You can follow the formula for the success, but if you fail on execution – make a bad a movie – marketing, timing, or a combination of all three then you’re in for a tough road. Thus, even though 2019 has already delivered plenty of sequels (Glass, Happy Death Day 2U, Lego Movie 2) and remakes (Miss Bala, The Upside, What Men Want, Cold Pursuit) with differing levels of individual success the combined output has been historically bad.

Making matters worse: few of 2018’s carryover holiday titles have hit in a significant way, at least not on par with Jumanji: Welcome to the Jungle and The Greatest Showman last year, or a Star Wars pic the three previous years. It’s pretty much just been Aquaman in that regard, and its impact wasn’t significant enough to lift January’s overall box office the way prior December hits were able to.

Still, things really aren’t that different this year.
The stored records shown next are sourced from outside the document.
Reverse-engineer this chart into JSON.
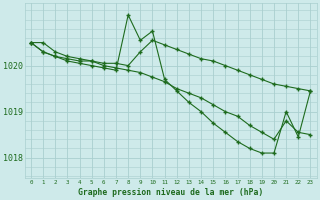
{
  "title": "Graphe pression niveau de la mer (hPa)",
  "background_color": "#ceeaea",
  "grid_color": "#aacfcf",
  "line_color": "#1e6b1e",
  "xlim": [
    -0.5,
    23.5
  ],
  "ylim": [
    1017.55,
    1021.35
  ],
  "yticks": [
    1018,
    1019,
    1020
  ],
  "ylabel_fontsize": 6.0,
  "xlabel_fontsize": 5.8,
  "series1": {
    "x": [
      0,
      1,
      2,
      3,
      4,
      5,
      6,
      7,
      8,
      9,
      10,
      11,
      12,
      13,
      14,
      15,
      16,
      17,
      18,
      19,
      20,
      21,
      22,
      23
    ],
    "y": [
      1020.5,
      1020.5,
      1020.3,
      1020.2,
      1020.15,
      1020.1,
      1020.05,
      1020.05,
      1020.0,
      1020.3,
      1020.55,
      1020.45,
      1020.35,
      1020.25,
      1020.15,
      1020.1,
      1020.0,
      1019.9,
      1019.8,
      1019.7,
      1019.6,
      1019.55,
      1019.5,
      1019.45
    ]
  },
  "series2": {
    "x": [
      0,
      1,
      2,
      3,
      4,
      5,
      6,
      7,
      8,
      9,
      10,
      11,
      12,
      13,
      14,
      15,
      16,
      17,
      18,
      19,
      20,
      21,
      22,
      23
    ],
    "y": [
      1020.5,
      1020.3,
      1020.2,
      1020.15,
      1020.1,
      1020.1,
      1020.0,
      1019.95,
      1019.9,
      1019.85,
      1019.75,
      1019.65,
      1019.5,
      1019.4,
      1019.3,
      1019.15,
      1019.0,
      1018.9,
      1018.7,
      1018.55,
      1018.4,
      1018.8,
      1018.55,
      1018.5
    ]
  },
  "series3": {
    "x": [
      0,
      1,
      2,
      3,
      4,
      5,
      6,
      7,
      8,
      9,
      10,
      11,
      12,
      13,
      14,
      15,
      16,
      17,
      18,
      19,
      20,
      21,
      22,
      23
    ],
    "y": [
      1020.5,
      1020.3,
      1020.2,
      1020.1,
      1020.05,
      1020.0,
      1019.95,
      1019.9,
      1021.1,
      1020.55,
      1020.75,
      1019.7,
      1019.45,
      1019.2,
      1019.0,
      1018.75,
      1018.55,
      1018.35,
      1018.2,
      1018.1,
      1018.1,
      1019.0,
      1018.45,
      1019.45
    ]
  }
}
The box office is carried by the blockbusters, and the numbers they pull in help to cover for how poorly the smaller movies tend to do. With nothing breaking out in 2019 as a blockbuster yet, we’re remembering what it looks like when rom-coms like Isn’t It Romantic and What Men Want soldier on to domestic totals in the $22m-$37m range. The whole industry is clearly just waiting for Disney to save the day and help make those attendance figures not look so bad.
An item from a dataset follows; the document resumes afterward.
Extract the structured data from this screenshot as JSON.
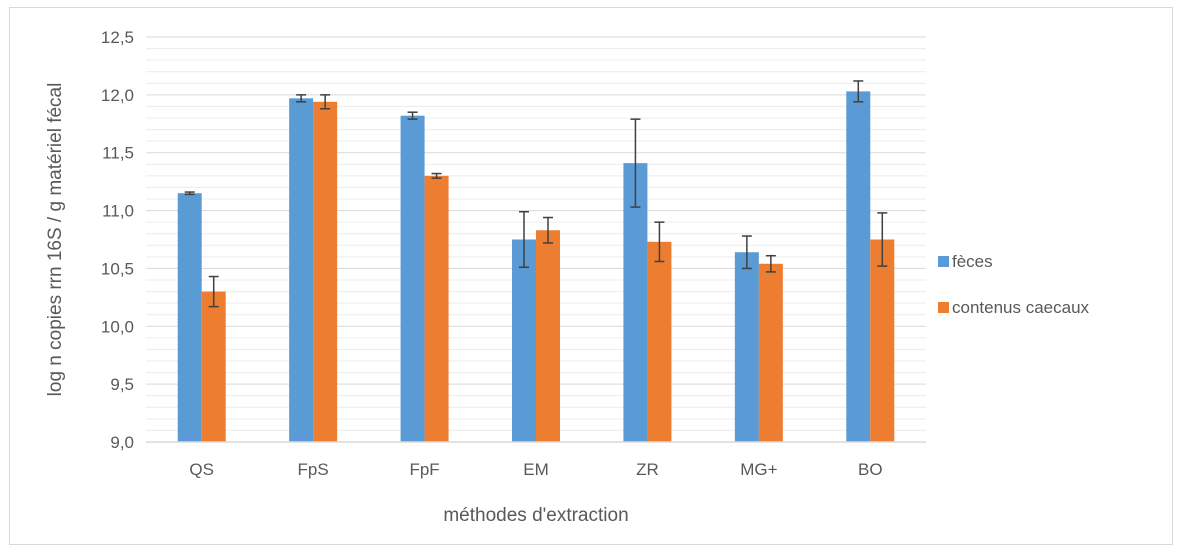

“This lack has left the industry stuck in neutral as we await the arrival of Captain Marvel, which will begin a much-needed and inevitable revival at the multiplex,” says Paul Dergarabedian of Comscore.

Seemingly everything will return to normal as Disney packs audiences in to see Dumbo, Avengers: Endgame, The Lion King, Toy Story 4, Frozen 2 and Star Wars: Episode IX. Revival studios will have hits of their own with films like The Secret Life of Pets 2, Spider-Man: Far From Home, Hobbs & Shaw, It: Chapter 2, Joker and an untitled Jumanji sequel. However, this historically slow start to the year ensures that if 2019 is going to have any hope of topping 2018’s record ticket sales we’re going to need blockbusters to start popping and fast.

3 comments

  1. There’s a Neil Young album, “Landing on Water” that I like but was unpopular when it was released because it is uncharacteristically synth heavy. The song “Hard Luck Stories” is Neil being bluntly unsympathetic to a friend because the friend is perpetually telling “woe is me” stories and causing his own misery.

    That’s how I feel about Hollywood ticket sales. They keep putting out mediocre and awful movies then expect success. When they do succeed, they milk it with subpar sequels or they screw over people such as George Miller (I still want a Furiosa side-quel).

    1. Good analogy with the Neil Young album/song. I’d like to say that as a bit of a Young fan myself I’m surprised to say I’ve never heard of the album/song, but it’s Neil Young – he has so many albums! Will look this one up on Spotify.

      Anymore, I generally feel the same as you with ticket sales. That’s why I don’t really write about it as much as I used to. It just seems like the same old story over and over again.